06 Feb The Excalibur Awards
The Excalibur Awards
Last Friday I had the pleasure of attending “The Excalibur Awards”, along with a number of my colleagues from Kennesaw State University. The awards are presented by the Technology Association of Georgia (TAG), to recognize tech-enabled organizations that have developed innovative solutions to address complex business problems. KSU’s Technology Enhanced Learning Group was bested by the Board of Regents of the University System of Georgia for the award. (Isn’t that a bit like letting your boss win in golf?)
Anyway, ‘wait till next year’, as they say. KSU’s mobile online learning platform for executive education, and particularly the account management curriculum (shameless promotion) (https://www.youtube.com/watch?v=c_nMkk9O9Ns&feature=youtu.be) is really having a positive and profitable impact for our clients. That’s reward enough!
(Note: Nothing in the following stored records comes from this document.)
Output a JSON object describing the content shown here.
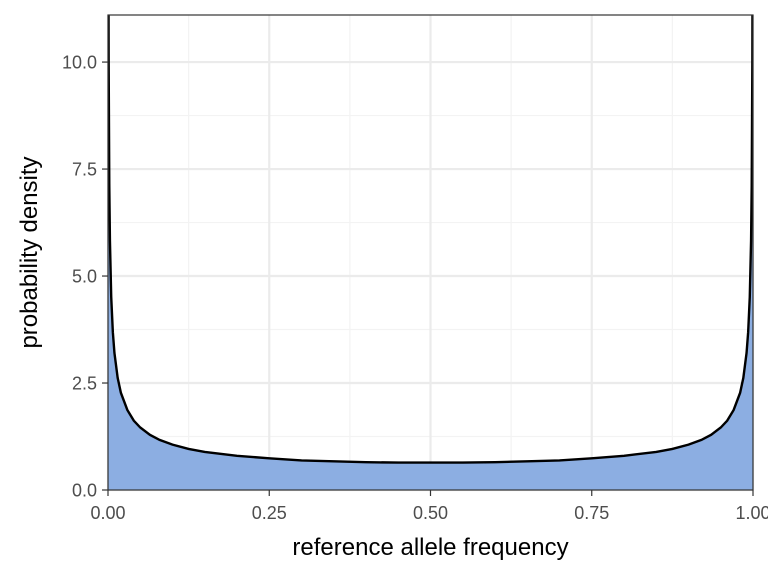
{
  "chart_data": {
    "type": "area",
    "title": "",
    "xlabel": "reference allele frequency",
    "ylabel": "probability density",
    "xlim": [
      0,
      1
    ],
    "ylim": [
      0,
      11.1
    ],
    "grid": true,
    "x_ticks": [
      0,
      0.25,
      0.5,
      0.75,
      1
    ],
    "x_tick_labels": [
      "0.00",
      "0.25",
      "0.50",
      "0.75",
      "1.00"
    ],
    "y_ticks": [
      0,
      2.5,
      5,
      7.5,
      10
    ],
    "y_tick_labels": [
      "0.0",
      "2.5",
      "5.0",
      "7.5",
      "10.0"
    ],
    "series": [
      {
        "distribution": "beta",
        "alpha": 0.5,
        "beta": 0.5,
        "x": [
          0.0005,
          0.001,
          0.002,
          0.003,
          0.005,
          0.0075,
          0.01,
          0.015,
          0.02,
          0.03,
          0.04,
          0.05,
          0.065,
          0.08,
          0.1,
          0.125,
          0.15,
          0.2,
          0.25,
          0.3,
          0.35,
          0.4,
          0.45,
          0.5,
          0.55,
          0.6,
          0.65,
          0.7,
          0.75,
          0.8,
          0.85,
          0.875,
          0.9,
          0.92,
          0.935,
          0.95,
          0.96,
          0.97,
          0.98,
          0.985,
          0.99,
          0.9925,
          0.995,
          0.997,
          0.998,
          0.999,
          0.9995
        ],
        "y": [
          14.24,
          10.07,
          7.13,
          5.82,
          4.51,
          3.69,
          3.2,
          2.62,
          2.27,
          1.87,
          1.62,
          1.46,
          1.29,
          1.17,
          1.06,
          0.96,
          0.89,
          0.8,
          0.74,
          0.69,
          0.67,
          0.65,
          0.64,
          0.64,
          0.64,
          0.65,
          0.67,
          0.69,
          0.74,
          0.8,
          0.89,
          0.96,
          1.06,
          1.17,
          1.29,
          1.46,
          1.62,
          1.87,
          2.27,
          2.62,
          3.2,
          3.69,
          4.51,
          5.82,
          7.13,
          10.07,
          14.24
        ],
        "fill_color": "#8caee2",
        "line_color": "#000000"
      }
    ],
    "colors": {
      "panel_background": "#ffffff",
      "grid_major": "#ebebeb",
      "grid_minor": "#f3f3f3",
      "panel_border": "#333333"
    }
  }
}
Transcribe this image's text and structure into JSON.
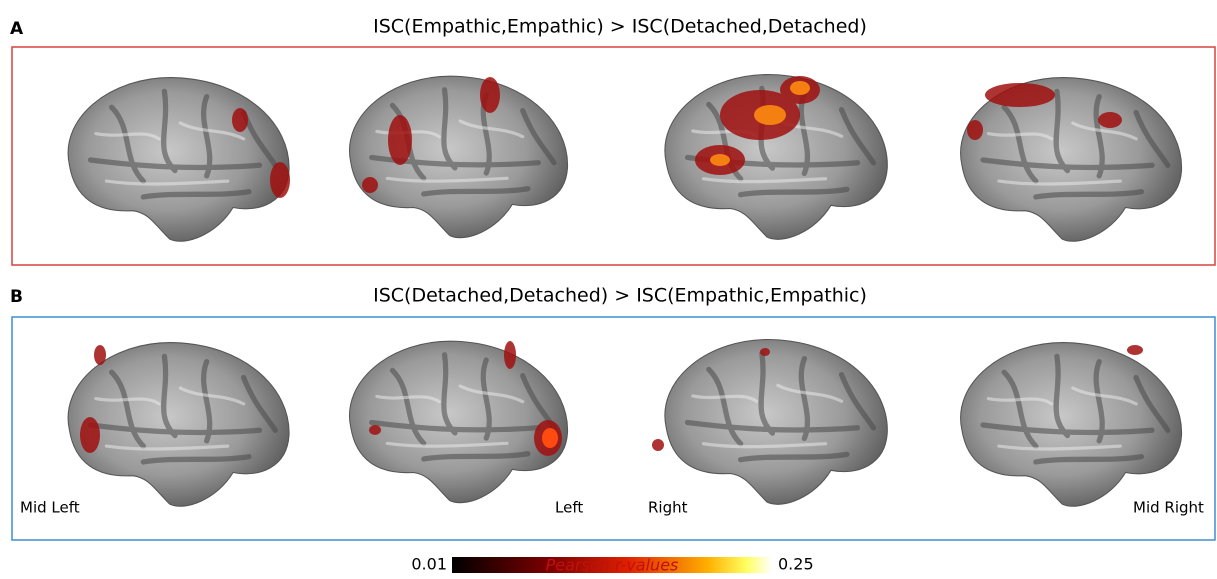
{
  "panels": [
    {
      "letter": "A",
      "title": "ISC(Empathic,Empathic) > ISC(Detached,Detached)"
    },
    {
      "letter": "B",
      "title": "ISC(Detached,Detached) > ISC(Empathic,Empathic)"
    }
  ],
  "view_labels": [
    "Mid Left",
    "Left",
    "Right",
    "Mid Right"
  ],
  "colorbar": {
    "min": "0.01",
    "label": "Pearson r-values",
    "max": "0.25"
  }
}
Marc Lautenbach, CEO of Pitney Bowes, was the keynote speaker at the event. He became CEO in 2012 after a long career at IBM, and inherited a proud company that was in rapid decline. It sounded almost like an Eastman Kodak story where technology was already passing them by and they would need a radically new approach to survive then prosper. His story was compelling.
Marc set about to learn all he could in his first 100 days. He met and spoke with clients, employees, former executives and suppliers. Afterward he settled on an immediate strategy focused on three priorities:
1) Stabilize the client base. PB already had a large client base that did business with them for metering snail mail. Most of the CIO’s he contacted did not even realize they were clients. This would not be the future of the company, but it was a start. Stemming client defections would be “Job One”.
2) Operate with Excellence. Doing a great job for these clients would pave the way for cross-selling of newer and more sustainable products and services.
3) Grow through New Business. Marc intentionally made this third because there would not be a future with new clients unless the existing ones were stable and recognizing value.
Hmmm. Where had we heard this before? Oh, that’s right, we incorporated it into the Clients for Life® Client Retention Process in 1986 and wrote about it in our proprietary blog in March, 2013 (http://clientretention.com/the-blog/page/9/). As Solomon says in Ecclesiastes, there’s really nothing new under the sun. We could have saved Marc a lot of days and travel miles though if he had been on our mailing list, as fortunately you already are.
By the way, Marc – and this strategy – are both succeeding beautifully at Pitney Bowes, as we would expect they would. It’s just really good management and uncommon common sense.